If string# is written in lowercase the match is case insensitive, so:

KEYWORD("triumph")

matches:

triumph
Triumph
TRIUMPH
triumph
...

If string# contains at least one upper-case character the match is case sensitive. For example:

KEYWORD("Triumph")

matches only Triumph. As a result, the following:

KEYWORD("Triumph", "triumph")

is considered an error, since string1 and string2 are equivalent.

The KEYWORD attribute can be used in a number of cases.

  • To identify a generic string, regardless of its possible meanings and uses.

    KEYWORD("card")
    

    In this case, any token in a document that matches the string is identified. In other words, every time that the word card appears in a document, it is matched by the KEYWORD attribute. Not only does the attribute match the simple word card, but also credit card, card game, discount card etc. On the other hand, a word such as postcard is not matched because KEYWORD only matches whole words and not sub-strings (use PATTERN for this).

  • To identify a proper noun or a collocation that does not exist in the Knowledge Graph. For example:

    KEYWORD("John Smith")
    KEYWORD("sulphite reductor", "sulphite reductors")
    

    The first example states that John Smith must be found in a document, therefore John Smiths, which is a different name, is not matched by this keyword. The string is written with the first letters as uppercase so the match is case sensitive. This way, it is possible to avoid mismatches on any lower-case or uppercase tokens that appear in the document such as john smith, JOHN SMITH, John SMITH etc. The second example specifies two strings: the singular and plural forms of a collocation. In fact, since the strings are considered as exact sequences of characters, any variations or inflected forms must be specified for a token to be recognized in a document.

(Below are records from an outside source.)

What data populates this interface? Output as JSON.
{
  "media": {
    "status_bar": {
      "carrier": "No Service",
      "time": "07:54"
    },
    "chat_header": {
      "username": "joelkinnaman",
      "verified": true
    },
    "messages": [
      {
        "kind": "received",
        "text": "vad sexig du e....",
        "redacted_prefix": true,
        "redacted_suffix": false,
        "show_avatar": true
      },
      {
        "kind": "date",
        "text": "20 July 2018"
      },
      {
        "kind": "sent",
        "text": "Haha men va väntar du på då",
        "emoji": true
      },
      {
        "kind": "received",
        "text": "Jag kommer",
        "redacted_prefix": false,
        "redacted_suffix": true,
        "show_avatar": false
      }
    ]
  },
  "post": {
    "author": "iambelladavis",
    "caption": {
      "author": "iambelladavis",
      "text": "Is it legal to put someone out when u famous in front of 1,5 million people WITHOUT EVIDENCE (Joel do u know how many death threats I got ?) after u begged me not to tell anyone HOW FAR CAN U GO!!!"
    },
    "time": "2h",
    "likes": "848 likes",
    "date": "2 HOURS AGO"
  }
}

  • To identify a particular phraseology, no matter how complex. For example:

    KEYWORD("sulphured hydrogen reduction through Idemitsu process")
    

    The string above will only match its identical token, if found in a document; slightly different versions of the string are not considered equivalent and will not be matched in a text. Therefore the phrases sulphured hydrogen reduced through Idemitsu process and sulphured hydrogen reduction through Idemitsu processes will not match due to the tokens reduced and processes not matching the original string of reduction and process.

Warning

Some words might result in a single string split in multiple atoms.

When the engine tries to match the atoms inside this string using the KEYWORD attribute, it will always match from the beginning of the atom to the end of the whole string.

For instance, the string cannot will generate two keywords: cannot and not.

While you can access the KEYWORD not after the LEMMA can, you cannot access the KEYWORD can before the not.